Song after song develops new angles to the irresistible self-aware weirdness. “Not Allowed” awkwardly stumbles along on a meterless cadance, almost Zappa-esque the way the vocalist (it’s not clear who any of them are except when Su Tissue sings) drags on the first lines and catches up with himself later. “Yooou…arrree…nooot…a-…llowed…tooo…seee…/Untilyoustop takingthose piiiiiills”. “Gossip” is the first real bit of perplexing Su Tissue poetry that we get, spoken like Cher meets Grimes over choppy guitar licks (“You’re a bit chagrin, languid languor/Oh, stato staunch, oh so welkin/Lies, paradox, a parade of rest/Lies, paradox, a parade of rest“).
I think “Protection” sounds exactly like a peak-era Sonic Youth track, right down to the nervous guitar riffing and the Thurston Moore/Kim Gordon “I’m fuckin’ cool” spoken word arrogance. I mean, come on. “Nobodies, you’re famous/You want your name next to mine/Come along Buster, Rover/Sporting suits and ties/And makin’ out and makin’ out/And makin’ out and makin’ out“. Suburban Lawns was doing this shit ten years earlier, I guess. There’s no way Sonic Youth didn’t know about this band.
My favorite three songs are all in a row. Starting with “Janitor”, the quintessential Su Tissue-led track based around a story about Tissue having a conversation with a friend in a loud room. She asked him what he did for a living and she thought he said “Oh my genitals!” instead of “I’m a janitor.” And the rest is history! I like the way she sings the lines “Who-o-o-o-o’s your mother?/Who’s your father?!” like some weird-girl high school anime fan. Yes, I said I liked it. Next is “Computer Date”, which lasts but a minute but crams in a whole 1981-era IBM 4.77 MHz 16kB hard drive worth of electronic bleeps and bloops like Kraftwerk meets Devo, snarkily commenting on finding love through a computer almost fifteen years before Match.com was even a thing! And then “Mom and Dad and God”, a quick two-tone ska number that comments on religion coming between two people in a romantic relationship.
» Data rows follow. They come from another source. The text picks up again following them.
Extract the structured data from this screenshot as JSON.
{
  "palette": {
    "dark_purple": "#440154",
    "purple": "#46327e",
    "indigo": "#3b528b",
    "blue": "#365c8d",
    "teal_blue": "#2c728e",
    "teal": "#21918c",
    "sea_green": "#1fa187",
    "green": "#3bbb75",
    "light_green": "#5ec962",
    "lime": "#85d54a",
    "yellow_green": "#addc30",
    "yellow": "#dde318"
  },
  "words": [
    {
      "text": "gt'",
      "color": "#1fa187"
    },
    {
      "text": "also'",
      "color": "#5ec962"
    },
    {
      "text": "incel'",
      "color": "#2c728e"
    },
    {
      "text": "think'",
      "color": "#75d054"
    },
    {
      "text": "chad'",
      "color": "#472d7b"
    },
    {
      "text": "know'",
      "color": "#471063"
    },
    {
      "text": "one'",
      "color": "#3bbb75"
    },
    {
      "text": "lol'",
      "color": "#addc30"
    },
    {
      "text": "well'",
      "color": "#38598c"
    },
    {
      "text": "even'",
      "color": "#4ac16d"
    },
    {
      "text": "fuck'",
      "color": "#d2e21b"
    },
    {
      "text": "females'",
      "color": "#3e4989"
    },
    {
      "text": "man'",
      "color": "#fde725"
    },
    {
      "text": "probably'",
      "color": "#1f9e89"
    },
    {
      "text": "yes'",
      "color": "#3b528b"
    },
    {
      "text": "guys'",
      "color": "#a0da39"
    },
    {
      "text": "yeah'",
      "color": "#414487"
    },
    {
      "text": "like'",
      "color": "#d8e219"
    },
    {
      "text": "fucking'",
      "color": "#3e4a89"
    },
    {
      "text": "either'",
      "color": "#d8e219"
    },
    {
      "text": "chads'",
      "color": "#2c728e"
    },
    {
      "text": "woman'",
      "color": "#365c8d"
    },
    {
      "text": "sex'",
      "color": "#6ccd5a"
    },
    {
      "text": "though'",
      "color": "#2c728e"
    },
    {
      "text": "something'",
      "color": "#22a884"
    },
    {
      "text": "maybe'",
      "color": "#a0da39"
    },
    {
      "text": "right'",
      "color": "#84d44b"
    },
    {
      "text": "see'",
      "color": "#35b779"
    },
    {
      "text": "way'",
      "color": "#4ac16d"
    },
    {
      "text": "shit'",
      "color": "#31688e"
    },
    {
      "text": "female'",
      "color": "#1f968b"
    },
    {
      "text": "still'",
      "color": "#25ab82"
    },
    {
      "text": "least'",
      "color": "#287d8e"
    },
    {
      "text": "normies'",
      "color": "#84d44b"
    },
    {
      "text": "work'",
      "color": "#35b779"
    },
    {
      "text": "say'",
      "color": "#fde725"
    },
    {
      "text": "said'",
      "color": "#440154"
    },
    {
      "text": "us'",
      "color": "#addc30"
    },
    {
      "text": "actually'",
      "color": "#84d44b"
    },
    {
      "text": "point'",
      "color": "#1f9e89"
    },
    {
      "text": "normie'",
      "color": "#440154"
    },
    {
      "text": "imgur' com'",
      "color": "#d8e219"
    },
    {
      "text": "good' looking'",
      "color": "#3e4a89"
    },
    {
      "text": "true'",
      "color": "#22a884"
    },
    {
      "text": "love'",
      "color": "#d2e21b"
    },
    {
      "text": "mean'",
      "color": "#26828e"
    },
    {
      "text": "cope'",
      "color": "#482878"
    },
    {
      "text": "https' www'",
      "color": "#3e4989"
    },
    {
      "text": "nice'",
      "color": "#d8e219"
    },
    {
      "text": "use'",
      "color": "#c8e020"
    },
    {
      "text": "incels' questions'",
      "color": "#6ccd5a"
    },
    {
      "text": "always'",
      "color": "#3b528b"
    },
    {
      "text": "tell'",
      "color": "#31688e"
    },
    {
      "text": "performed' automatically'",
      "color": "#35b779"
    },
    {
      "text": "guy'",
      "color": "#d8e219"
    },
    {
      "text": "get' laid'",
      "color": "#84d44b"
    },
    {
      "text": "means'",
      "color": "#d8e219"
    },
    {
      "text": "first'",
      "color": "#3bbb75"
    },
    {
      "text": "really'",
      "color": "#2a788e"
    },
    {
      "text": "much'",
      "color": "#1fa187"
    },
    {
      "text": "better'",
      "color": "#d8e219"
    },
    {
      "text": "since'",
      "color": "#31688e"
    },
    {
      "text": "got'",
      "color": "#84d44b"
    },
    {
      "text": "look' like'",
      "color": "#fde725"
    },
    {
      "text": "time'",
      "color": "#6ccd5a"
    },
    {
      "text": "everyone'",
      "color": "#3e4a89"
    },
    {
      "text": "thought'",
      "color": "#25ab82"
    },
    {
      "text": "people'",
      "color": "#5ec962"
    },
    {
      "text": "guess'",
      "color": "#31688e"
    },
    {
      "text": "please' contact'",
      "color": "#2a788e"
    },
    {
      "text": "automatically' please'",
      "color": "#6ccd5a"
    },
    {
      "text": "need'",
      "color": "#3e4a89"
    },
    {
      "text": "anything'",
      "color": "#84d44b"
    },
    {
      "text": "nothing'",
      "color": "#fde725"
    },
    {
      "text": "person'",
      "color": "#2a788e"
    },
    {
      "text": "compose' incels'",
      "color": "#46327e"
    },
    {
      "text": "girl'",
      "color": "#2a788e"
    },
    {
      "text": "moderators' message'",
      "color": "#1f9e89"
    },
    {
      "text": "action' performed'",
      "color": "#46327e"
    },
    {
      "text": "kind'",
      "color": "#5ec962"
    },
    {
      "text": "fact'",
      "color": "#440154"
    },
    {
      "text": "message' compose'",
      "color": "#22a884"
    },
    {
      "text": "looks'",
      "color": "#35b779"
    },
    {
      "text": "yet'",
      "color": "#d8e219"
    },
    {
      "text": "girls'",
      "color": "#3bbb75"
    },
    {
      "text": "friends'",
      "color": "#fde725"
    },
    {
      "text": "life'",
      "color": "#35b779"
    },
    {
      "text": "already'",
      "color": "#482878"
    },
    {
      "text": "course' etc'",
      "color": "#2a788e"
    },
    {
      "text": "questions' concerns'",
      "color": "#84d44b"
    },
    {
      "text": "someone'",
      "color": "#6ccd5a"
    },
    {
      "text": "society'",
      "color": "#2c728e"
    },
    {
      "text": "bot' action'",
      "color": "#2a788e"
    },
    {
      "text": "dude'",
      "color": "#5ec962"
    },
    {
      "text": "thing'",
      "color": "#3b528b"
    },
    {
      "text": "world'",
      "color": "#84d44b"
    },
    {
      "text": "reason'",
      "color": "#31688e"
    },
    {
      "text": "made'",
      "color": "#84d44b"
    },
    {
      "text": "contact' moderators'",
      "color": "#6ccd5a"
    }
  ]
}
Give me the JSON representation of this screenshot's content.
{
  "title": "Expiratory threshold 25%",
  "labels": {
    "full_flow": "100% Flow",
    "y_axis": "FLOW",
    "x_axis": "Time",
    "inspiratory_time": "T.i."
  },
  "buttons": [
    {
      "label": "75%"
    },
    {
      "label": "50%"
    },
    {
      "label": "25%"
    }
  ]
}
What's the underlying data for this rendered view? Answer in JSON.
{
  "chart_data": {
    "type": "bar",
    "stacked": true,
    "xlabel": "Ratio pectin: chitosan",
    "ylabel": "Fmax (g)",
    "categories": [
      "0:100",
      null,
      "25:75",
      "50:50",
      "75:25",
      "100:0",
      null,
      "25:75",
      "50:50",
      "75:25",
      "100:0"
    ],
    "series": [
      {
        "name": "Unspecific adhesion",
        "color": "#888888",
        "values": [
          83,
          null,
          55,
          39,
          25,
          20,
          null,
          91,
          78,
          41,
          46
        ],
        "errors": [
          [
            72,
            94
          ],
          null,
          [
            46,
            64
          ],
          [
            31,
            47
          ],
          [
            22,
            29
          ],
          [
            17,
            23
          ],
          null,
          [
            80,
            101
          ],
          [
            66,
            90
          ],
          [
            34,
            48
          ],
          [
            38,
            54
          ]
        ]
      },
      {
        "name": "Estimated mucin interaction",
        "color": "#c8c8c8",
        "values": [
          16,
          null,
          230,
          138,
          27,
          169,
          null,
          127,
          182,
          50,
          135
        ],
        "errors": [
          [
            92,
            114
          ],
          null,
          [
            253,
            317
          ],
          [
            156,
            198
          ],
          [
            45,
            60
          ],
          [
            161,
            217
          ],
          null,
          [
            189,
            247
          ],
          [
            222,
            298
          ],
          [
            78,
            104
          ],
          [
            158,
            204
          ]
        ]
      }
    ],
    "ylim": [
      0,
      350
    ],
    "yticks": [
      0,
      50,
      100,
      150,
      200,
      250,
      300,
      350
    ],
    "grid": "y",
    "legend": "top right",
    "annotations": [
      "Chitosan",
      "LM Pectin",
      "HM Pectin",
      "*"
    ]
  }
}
Man, all these songs are good! Another special mention goes to “Green Eyes”, which features more Su Tissue poetry that I’m not even going to bother attempting to comprehend (“He’s posing like he’s quite big-headed/I know you’re a heartful mind/The shades are the Venetian kind/They are drawn down blind/For only lines are shadowed in angles/On my wall in the daytime” etc. etc.), BUT the hook here anyway is that EVERY hyper guitar riff between each stanza is different, and combined with the oblique poetry it just grips you and doesn’t let go.
And then, before you know it, the album is over. And you want to listen to it again, because all the strangeness and intricate guitar melodies and vocal diversity leaves you wanting more than 28 minutes. And it’s too bad that there were never anymore albums after this. The good news is that the 2018 reissue of the album tacks on the entire Baby EP from 1983 as bonus tracks, which almost completes your Suburban Lawns collection. All you need is the 1979 Gidget Goes to Hell single and you’ve got everything the band ever made. So what are you waiting for?